In her victim impact statement, the woman said Anderson "repeatedly raped me."

"When he forcefully picked me up and shoved me into a wall to rape me vaginally from behind he calmly and coldly said, 'It's fine. You're fine.' When I tried to pull up my pants or sit he shoved me to the ground and shoved his penis back down my throat and continued to choke me," the woman said.

After being choked, the woman said she blacked out. She later woke up on the ground, face-down in her own vomit.

CNN reached out to Anderson's defense team on Tuesday, but has not received any response.

When Anderson walked out of the courtroom on Monday, spared from any prison time, he declined to comment to the media.

Why the plea deal happened

LaBorde, the assistant district attorney, said she worried a jury wouldn't convict Anderson because the prosecutor had recently lost a similar case.

In a letter to the victim and her attorney, LaBorde apologized for not letting them know that a plea deal was in the works before it was reported in the local newspaper. But she said she had good reasons for the plea bargain.

"I've accepted an offer on Jacob Anderson. It's for probation on the charge of felony unlawful restraint not sexual assault -- therefore, he will not have to register as a sex offender," LaBorde wrote.

"I realize this is not the outcome we had hoped for or that I had originally offered, but I tried a very similar case to this one last month, and lost."

In that case, LaBorde wrote, she thought the jury "was looking for any excuse not to find an innocent looking young defendant guilty. They engaged in a lot of victim blaming -- and the behavior of that victim and [this victim's] is very similar. It's my opinion that our jurors aren't ready to blame rapists and not victims when there isn't concrete proof of more than one victim."

In the victim's letter to her attorney, she said the prosecutor's explanation was terrible.

"The case she lost is nothing like my case," the woman said. "It sounds like she is agreeing with the [previous case's] jurors that he's too good looking to be convicted, or he only raped one girl, so we will let him go."

CNN reached out to the McLennan County District Attorney's Office on Tuesday, but was told the person handling all media inquiries, Rebecca Akins, was out sick. The DA's office said no one else could help answer media questions.

'You ... let a rapist run free'

After Judge Ralph Strother agreed to accept the plea deal on Monday, the victim lambasted the court.

"I am devastated by your decision to let my rapist Jacob Walter Anderson go free without any punishment," the woman said.

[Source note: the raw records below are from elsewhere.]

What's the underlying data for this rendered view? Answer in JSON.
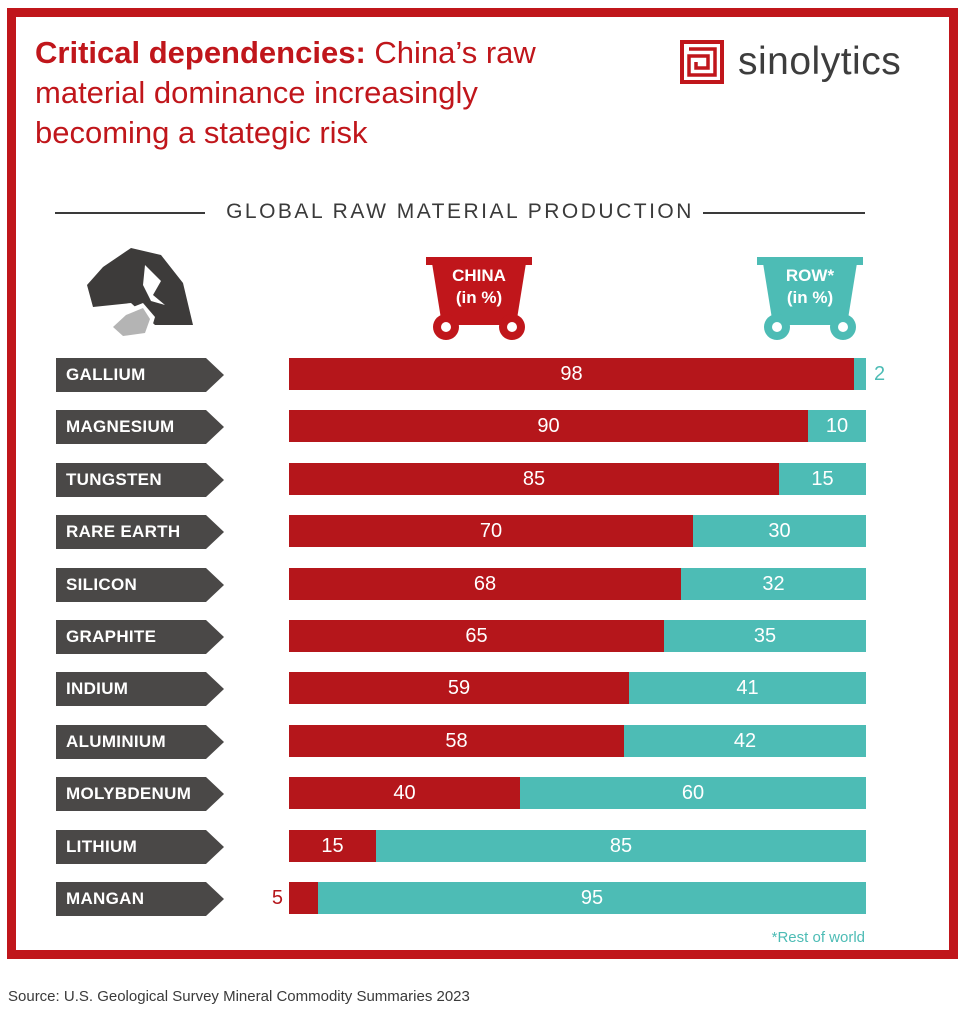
{
  "title": {
    "lead": "Critical dependencies:",
    "rest": "China’s raw material dominance increasingly becoming a stategic risk"
  },
  "brand": {
    "name": "sinolytics",
    "logo_icon": "maze-square-icon"
  },
  "section_heading": "GLOBAL RAW MATERIAL PRODUCTION",
  "decorations": {
    "rock_icon": "rock-icon",
    "china_cart_icon": "mining-cart-icon",
    "row_cart_icon": "mining-cart-icon"
  },
  "colors": {
    "china": "#b5161b",
    "row": "#4dbcb5",
    "frame": "#c0161b",
    "label_bg": "#4a4847"
  },
  "chart_data": {
    "type": "bar",
    "orientation": "horizontal",
    "stacked": true,
    "normalized_percent": true,
    "title": "GLOBAL RAW MATERIAL PRODUCTION",
    "categories": [
      "GALLIUM",
      "MAGNESIUM",
      "TUNGSTEN",
      "RARE EARTH",
      "SILICON",
      "GRAPHITE",
      "INDIUM",
      "ALUMINIUM",
      "MOLYBDENUM",
      "LITHIUM",
      "MANGAN"
    ],
    "series": [
      {
        "name": "CHINA (in %)",
        "name_lines": [
          "CHINA",
          "(in %)"
        ],
        "values": [
          98,
          90,
          85,
          70,
          68,
          65,
          59,
          58,
          40,
          15,
          5
        ]
      },
      {
        "name": "ROW* (in %)",
        "name_lines": [
          "ROW*",
          "(in %)"
        ],
        "values": [
          2,
          10,
          15,
          30,
          32,
          35,
          41,
          42,
          60,
          85,
          95
        ]
      }
    ],
    "xlim": [
      0,
      100
    ],
    "grid": false,
    "legend": "top"
  },
  "footnote": "*Rest of world",
  "source": "Source: U.S. Geological Survey Mineral Commodity Summaries 2023"
}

"Jacob Anderson and all rapists who get away with their crimes will never be cured, never change. If anything they will be emboldened by their power over women and their ability to escape justice and punishment."

She also scolded LaBorde and McLennan County District Attorney Abel Reyna for not showing up to court.

"If I had the courage to come back to Waco and face my rapist and testify, you could at least have had enough respect for me to show up today," the victim said.

"You both will have to live with this decision to let a rapist run free in society without any warning to future victims. I wonder if you will have nightmares every night watching Jacob rape me over and again."

She also had words for Anderson himself.

"Jacob Walter Anderson, it must be horrible to be you," she said. "To know what you did to me. To know you are a rapist. To know that you almost killed me. To know that you ruined my life, stole my virginity and stole many other things from me."

In the letter to her attorney, the woman said she feared what Anderson's lack of punishment would mean for rape victims in the future.

"This is the reason rape victims hesitate to report the crime," she wrote. "I had the courage to report the crime, go through an investigation, wait all these years to testify."

But that chance to testify in front of a jury will never happen.

"There's nothing more we can do at this point," her attorney said. "The plea was accepted by the judge."